The first book of the Bible, Genesis, introduces us to profound concepts and ideas which then reverberate through the rest of Scripture. The later writers of Israel’s historical narrative and powerful poetry are constantly picking up ideas from Genesis and using them as ‘hooks’ to communicate their message. Every time they use one of these ‘hooks’ it carries the full weight of meaning from its origin and it’s up to us as readers of the Bible to look out for this and take on board their full significance. This use of Genesis ‘hooks’ even extends into the New Testament, here is an example from Genesis 2:7.
“The Lord God formed the man of dust from the ground and breathed into his nostrils the breath of life, and the man became a living creature.”
The instinctive first act of the first man in this narrative is to breathe in that which was breathed out from God – and so to receive life.
The New Testament introduces us to a new, spiritual creation: “Therefore, if anyone is in Christ, he is a new creation” (2 Cor 5:17). As it does so the text uses a hook from Genesis. Take a look at these verses.
“All Scripture is breathed out by God and profitable for teaching, for reproof, for correction, and for training in righteousness, that the man of God may be competent, equipped for every good work.” (2 Tim 3:16,17)
“It is the Spirit who gives life; the flesh is no help at all. The words that I have spoken to you are spirit and life.” (John 6:63)
Just as in Genesis, the new creation in Christ receives something “breathed out” from God which causes life to begin – the revelation of his purpose through the spirit and embodied in Jesus Christ himself.
It is therefore no surprise that when the disciples first saw and believed that Jesus was alive again, John records the event using a ‘hook’ from Genesis.
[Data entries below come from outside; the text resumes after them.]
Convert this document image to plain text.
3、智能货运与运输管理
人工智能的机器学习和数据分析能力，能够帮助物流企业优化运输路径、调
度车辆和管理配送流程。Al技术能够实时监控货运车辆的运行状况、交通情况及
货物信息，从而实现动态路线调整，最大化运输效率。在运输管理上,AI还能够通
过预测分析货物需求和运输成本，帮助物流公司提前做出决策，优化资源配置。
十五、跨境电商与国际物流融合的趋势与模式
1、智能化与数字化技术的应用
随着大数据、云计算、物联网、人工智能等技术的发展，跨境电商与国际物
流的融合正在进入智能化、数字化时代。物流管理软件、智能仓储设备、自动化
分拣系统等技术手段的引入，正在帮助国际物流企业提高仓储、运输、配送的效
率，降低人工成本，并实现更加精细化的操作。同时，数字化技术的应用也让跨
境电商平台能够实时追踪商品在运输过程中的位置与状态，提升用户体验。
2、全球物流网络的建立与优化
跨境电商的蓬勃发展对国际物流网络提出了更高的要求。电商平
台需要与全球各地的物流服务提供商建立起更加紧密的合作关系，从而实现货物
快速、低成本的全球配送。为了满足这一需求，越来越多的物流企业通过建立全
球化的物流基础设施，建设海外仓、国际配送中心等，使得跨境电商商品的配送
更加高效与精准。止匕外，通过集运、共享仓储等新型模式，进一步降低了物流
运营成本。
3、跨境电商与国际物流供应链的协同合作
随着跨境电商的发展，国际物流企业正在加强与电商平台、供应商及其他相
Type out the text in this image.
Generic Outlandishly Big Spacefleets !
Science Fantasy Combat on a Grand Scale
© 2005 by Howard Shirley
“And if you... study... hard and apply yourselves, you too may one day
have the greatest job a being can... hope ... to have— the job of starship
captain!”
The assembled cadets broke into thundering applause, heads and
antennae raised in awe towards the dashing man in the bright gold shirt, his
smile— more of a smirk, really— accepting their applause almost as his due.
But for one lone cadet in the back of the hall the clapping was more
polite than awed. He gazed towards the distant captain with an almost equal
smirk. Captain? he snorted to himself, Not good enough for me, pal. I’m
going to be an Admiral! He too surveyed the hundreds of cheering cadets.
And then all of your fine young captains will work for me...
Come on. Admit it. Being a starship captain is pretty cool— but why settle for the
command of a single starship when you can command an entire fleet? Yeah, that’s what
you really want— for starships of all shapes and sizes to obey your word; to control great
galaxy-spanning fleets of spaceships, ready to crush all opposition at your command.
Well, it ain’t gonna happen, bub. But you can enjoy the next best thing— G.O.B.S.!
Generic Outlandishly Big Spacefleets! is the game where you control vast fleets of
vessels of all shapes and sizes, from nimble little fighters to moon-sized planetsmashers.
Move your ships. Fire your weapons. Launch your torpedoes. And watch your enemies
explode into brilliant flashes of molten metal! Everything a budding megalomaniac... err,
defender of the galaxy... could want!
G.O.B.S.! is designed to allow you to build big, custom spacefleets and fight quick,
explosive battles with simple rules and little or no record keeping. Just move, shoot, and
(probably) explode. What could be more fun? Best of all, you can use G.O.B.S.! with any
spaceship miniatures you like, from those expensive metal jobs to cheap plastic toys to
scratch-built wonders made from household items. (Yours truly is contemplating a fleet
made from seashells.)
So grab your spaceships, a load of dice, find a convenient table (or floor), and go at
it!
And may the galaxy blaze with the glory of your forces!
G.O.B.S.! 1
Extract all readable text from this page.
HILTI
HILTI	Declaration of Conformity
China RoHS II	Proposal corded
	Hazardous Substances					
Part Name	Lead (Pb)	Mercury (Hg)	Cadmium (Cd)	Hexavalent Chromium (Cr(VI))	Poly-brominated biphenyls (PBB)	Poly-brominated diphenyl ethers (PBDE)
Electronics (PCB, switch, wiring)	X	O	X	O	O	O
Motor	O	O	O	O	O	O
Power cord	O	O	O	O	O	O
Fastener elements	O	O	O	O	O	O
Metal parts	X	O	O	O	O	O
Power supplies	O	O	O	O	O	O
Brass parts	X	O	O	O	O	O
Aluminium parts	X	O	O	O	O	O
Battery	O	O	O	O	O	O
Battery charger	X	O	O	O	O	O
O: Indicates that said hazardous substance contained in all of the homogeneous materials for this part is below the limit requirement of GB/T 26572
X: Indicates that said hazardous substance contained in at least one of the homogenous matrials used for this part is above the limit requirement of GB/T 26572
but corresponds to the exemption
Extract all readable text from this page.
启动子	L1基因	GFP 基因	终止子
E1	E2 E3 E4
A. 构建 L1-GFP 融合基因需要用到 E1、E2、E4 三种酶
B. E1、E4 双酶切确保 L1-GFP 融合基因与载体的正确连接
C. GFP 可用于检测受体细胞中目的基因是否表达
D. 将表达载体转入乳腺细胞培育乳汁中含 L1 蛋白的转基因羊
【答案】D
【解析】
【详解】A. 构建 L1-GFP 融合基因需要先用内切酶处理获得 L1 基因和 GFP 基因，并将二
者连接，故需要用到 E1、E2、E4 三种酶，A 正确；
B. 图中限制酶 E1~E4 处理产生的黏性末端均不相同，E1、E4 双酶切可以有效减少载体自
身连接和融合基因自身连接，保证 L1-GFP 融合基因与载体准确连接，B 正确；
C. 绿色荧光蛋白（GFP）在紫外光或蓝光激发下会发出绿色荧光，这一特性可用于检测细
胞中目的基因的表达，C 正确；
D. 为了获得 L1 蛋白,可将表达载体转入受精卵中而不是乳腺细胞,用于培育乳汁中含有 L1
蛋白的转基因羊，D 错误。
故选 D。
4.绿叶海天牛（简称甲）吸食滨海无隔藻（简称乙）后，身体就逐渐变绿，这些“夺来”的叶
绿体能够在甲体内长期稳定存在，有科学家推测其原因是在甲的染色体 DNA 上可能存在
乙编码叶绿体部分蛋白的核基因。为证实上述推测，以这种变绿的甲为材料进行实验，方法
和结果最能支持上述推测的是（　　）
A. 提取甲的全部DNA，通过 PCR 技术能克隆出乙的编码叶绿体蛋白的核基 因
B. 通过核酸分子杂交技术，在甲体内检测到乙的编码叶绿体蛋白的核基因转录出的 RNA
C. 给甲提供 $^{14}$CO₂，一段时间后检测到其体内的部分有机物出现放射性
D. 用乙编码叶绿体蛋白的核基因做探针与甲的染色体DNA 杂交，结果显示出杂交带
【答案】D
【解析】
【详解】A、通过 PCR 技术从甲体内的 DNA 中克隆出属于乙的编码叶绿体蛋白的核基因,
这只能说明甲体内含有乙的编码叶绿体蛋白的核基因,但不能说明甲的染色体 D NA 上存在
“When he had said this, he breathed on them and said to them, “Receive the Holy Spirit.”” (John 20:22)
They did not receive the gifts of power at this stage, that only occurred after his ascension (Acts 1:5). So what did they receive? The context suggests they were filled with the overwhelming conviction that Jesus was indeed raised from the dead and the courage which qualified them to witness to that fact to the world.
So at the beginning of the new creation in Christ, when the Apostles first truly believed, Jesus is described as breathing on them in a manner reminiscent of the Genesis creation, leading us to realise that this new beginning in Jesus is every bit as momentous as the creation of life itself.
May we take our opportunity to breathe deeply of that which God has graciously breathed out for us. For to us it is spirit and it is life, and without it, just as if we were to hold our breath too long, we perish.